The NumaConnect™ architecture is based on a 64-bit global address space where 16 bits are used to identify nodes and 48 bits are used for displacement address within a node. For current implementations where the CPUs support less than 64-bit physical address space, some of the most significant address bits are shifted up into the node address field. Cache lines Diagramare 64-bytes entities which fits with all modern processor architectures. The link-layer protocol supports a format with little overhead and with flexibility to use packets of 64 bytes for cache coherent transactions or 256 bytes for block transfers. This ensures high efficiency with respect to overhead and fairness for forward progress for all transactions. Scalability is ensured through a distributed, directory-based cache coherence protocol that efficiently reduces the amount of coherency (snoop) traffic that must traverse the interconnect fabric.
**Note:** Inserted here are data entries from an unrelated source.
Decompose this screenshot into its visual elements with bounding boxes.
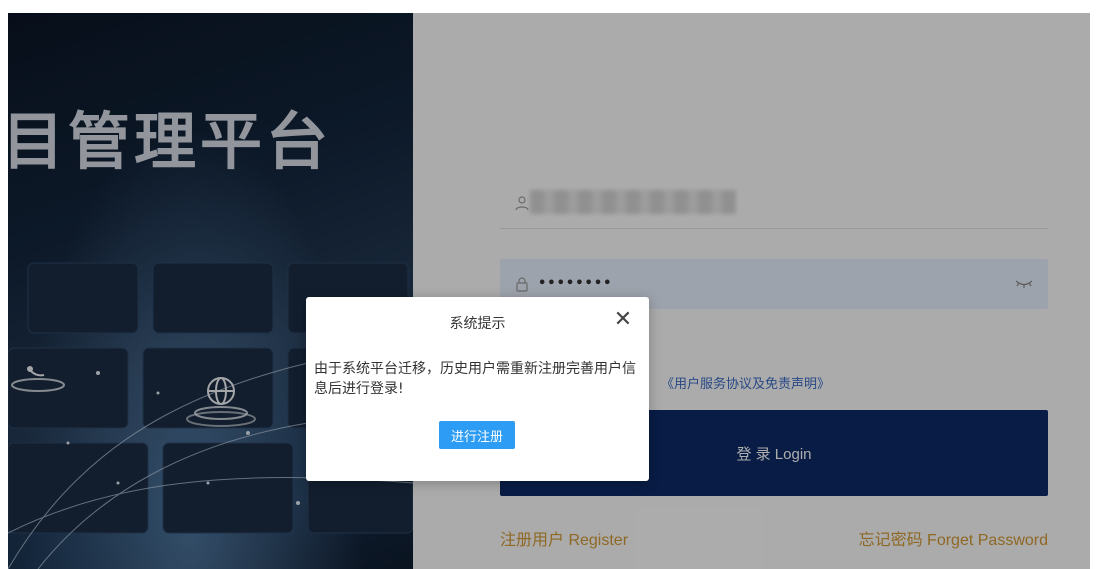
modal-overlay[interactable] — [8, 13, 1090, 569]
dialog-header: 系统提示 ✕ — [306, 297, 649, 347]
register-now-button[interactable]: 进行注册 — [439, 421, 515, 449]
close-icon[interactable]: ✕ — [613, 309, 633, 331]
system-notice-dialog: 系统提示 ✕ 由于系统平台迁移，历史用户需重新注册完善用户信息后进行登录! 进行… — [306, 297, 649, 481]
dialog-title: 系统提示 — [449, 316, 506, 332]
dialog-message: 由于系统平台迁移，历史用户需重新注册完善用户信息后进行登录! — [314, 361, 636, 397]
app-window: 目管理平台 •••••••• 《用户服务协议及免责声明》 登 录 Login 注… — [8, 13, 1090, 569]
The directory is implemented with pointers to nodes that share data for any particular cache line and maps the entire system memory. The interconnect fabric can be configured in different topologies by the use of routing tables. The number of fabric channels is implemented according to the customer requirements. The first implementation of NumaChip™ supported 6 x 4-lane channels to accommodate 3-D Torus topologies. The current NumaChip-3 implements 8 x 8-lane channels to support 8 inter-node links. One of the links is implemented as an expansion link to support up to 16-nodes with 32 CPU sockets. The links run at 25Gbps and supports the full Intel UPI 1.0 bandwidth between nodes.

Since the NumaChip™ in designed to be implemented in ASIC technology, the microarchitecture is designed with emphasis on programmability. The main programmable unit is the MPE (Microprogrammed Protocol Engine). The design contains several parallel MPEs depending on customer requirements before the ASIC is manufactured or more dynamically if the target implementation vehicle is an FPGA. Each MPE contains a number of Multi Context Micro Sequencers (MCMs) that operate on Fully Associative Context Blocks (FACBs). The microarchitecture also contains a Block Transfer Engine (BTE) which is an RDMA-type functional unit that can be used directly from user level to enhance performance of block data transfers between different memory locations. The BTE is typically used by Byte Transfer Libraries (BTL) for message passing (MPI) or BLACS (Basic Linear Algebra Communication System) for Scalapack or other customer defined functions. Solutions based on the FPGA platform can also be configured to accommodate customer defined functions for acceleration of specific algorithms. Processor agnostic microarchitecture The microprogrammed microarchitecture allows for short time to solution for supporting a new coherence protocol. The main changes that need to be done to support a new coherence protocol is of course to change the physical layer above the Processor Interface Unit (PIU) that communicates with the CPU module and to modify the firmware microcode that control the MPEs. The remaining parts of the design that account for approximately 75% of the logic gates and on-chip memory can remain unchanged.

The NumaChip architecture contains an on-chip switch to connect to other nodes in a NumaConnect system and eliminate the need to use a centralized switch. NumaChip-1 had a 7-port on-chip switch configured to connect systems in one, two or three dimensions. Small systems could use one, medium sized system two and large systems will use all three dimensions to provide efficient and scalable connectivity between processors. NumaChip-3 implements a full crossbar with 8 external fabric ports. The fabric routing is controlled through routing tables that are initialized from system software at the BIOS level. This software is called the NumaConnect Bootloader.

Distributed switching topologies also have the advantage of built-in redundancy as opposed to systems based on centralized switches, where the switch represents a single point of failure.

The distributed switching reduces the cost of the system since there is no extra switch hardware to pay for. It also reduces the amount of rack space required to hold the system as well as the power consumption and heat dissipation from the switch hardware and the associated power supply energy loss.